First-time voters are all eager to exercise their franchise

First-time voters who will be exercising their franchise in the May 5 Assembly elections are hoping that their vote would bring about a small yet significant change. This follows the wave of the civil society movements that have swept the country over the past two years.

According to the Chief Election Officer, there are around 35.58 lakh first-time voters in the State, all aged between 18 and 22. In Bangalore alone, their number is 5.34 lakh. Some of them The Hindu spoke were full of enthusiasm and termed their power to vote as the “first step to bring about a revolutionary change”. But there were the sceptics too.

Punith Shankar, a first year student of Sir M. Visvesvaraya Institute of Technology who participated in Anna Hazare’s protests for the Jan Lok Pal Bill, said: “The Anna Hazare movement got such a stupendous response from the youth. It is important to choose a good leader; this is our responsibility.”

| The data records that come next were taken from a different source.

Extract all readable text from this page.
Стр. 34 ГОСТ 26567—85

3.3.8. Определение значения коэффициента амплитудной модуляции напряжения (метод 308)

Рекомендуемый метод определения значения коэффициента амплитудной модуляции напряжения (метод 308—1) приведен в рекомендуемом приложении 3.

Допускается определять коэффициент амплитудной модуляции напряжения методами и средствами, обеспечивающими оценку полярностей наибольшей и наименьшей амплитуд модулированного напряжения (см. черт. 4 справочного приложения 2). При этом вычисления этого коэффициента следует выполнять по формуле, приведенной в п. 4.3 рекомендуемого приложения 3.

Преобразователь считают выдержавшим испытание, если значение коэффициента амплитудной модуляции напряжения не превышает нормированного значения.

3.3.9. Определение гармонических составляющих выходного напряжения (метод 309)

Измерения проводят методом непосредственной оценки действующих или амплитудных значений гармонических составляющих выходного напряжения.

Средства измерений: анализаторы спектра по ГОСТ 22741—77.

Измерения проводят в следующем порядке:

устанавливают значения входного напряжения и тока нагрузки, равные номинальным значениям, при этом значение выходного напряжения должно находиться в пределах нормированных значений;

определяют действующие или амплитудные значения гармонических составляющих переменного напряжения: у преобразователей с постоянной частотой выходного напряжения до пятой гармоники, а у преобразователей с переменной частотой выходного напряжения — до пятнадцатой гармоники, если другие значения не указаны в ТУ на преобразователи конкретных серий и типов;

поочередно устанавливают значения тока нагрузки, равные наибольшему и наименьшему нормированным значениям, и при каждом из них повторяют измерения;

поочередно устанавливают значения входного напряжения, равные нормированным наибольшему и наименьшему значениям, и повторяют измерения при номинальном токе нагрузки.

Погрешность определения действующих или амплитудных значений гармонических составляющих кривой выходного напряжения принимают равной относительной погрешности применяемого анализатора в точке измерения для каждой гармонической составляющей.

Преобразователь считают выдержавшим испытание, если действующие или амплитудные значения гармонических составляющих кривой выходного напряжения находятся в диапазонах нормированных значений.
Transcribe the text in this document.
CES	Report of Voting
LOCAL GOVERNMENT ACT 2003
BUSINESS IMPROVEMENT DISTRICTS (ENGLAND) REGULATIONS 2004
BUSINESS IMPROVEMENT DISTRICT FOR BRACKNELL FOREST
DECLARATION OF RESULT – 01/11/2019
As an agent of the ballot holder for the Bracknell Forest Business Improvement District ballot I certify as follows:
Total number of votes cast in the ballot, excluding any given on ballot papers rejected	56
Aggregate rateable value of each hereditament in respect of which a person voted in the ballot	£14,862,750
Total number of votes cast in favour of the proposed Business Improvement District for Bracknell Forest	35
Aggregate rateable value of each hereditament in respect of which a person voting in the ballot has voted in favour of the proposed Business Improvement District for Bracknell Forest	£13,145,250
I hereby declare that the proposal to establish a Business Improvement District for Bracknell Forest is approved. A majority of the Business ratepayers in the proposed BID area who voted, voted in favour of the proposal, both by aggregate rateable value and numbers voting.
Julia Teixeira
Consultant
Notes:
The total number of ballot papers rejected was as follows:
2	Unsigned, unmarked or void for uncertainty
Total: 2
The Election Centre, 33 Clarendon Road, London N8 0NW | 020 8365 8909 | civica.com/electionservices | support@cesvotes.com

Satish B., a second year political science student at Jain University, said that his keenness to vote was honed after the rape and brutal assault on the 23-year-old paramedical student in New Delhi last year. Stating that voting for a good candidate would help bring about better governance, he said: “I will vote as I am concerned about the safety and security of women in the country.”

Youngsters, who are excited about getting inked for the first time, said that they expect a lot from the elected representatives. From a “friendly and transparent system” to “equality for all communities”, the youngsters are yearning for change.

Meghana G., a second year student of journalism at Jain University, said: “I don’t want to blame the government without casting my vote. Voting for the right person can bring about a change. I will make sure that people in my area cast their vote. This way, we can change small things in society, such as managing garbage.” What influences their choice? Most youngsters said that they would pick their candidate based on their histories posted on social networking sites and blogs, besides their (candidates’) websites.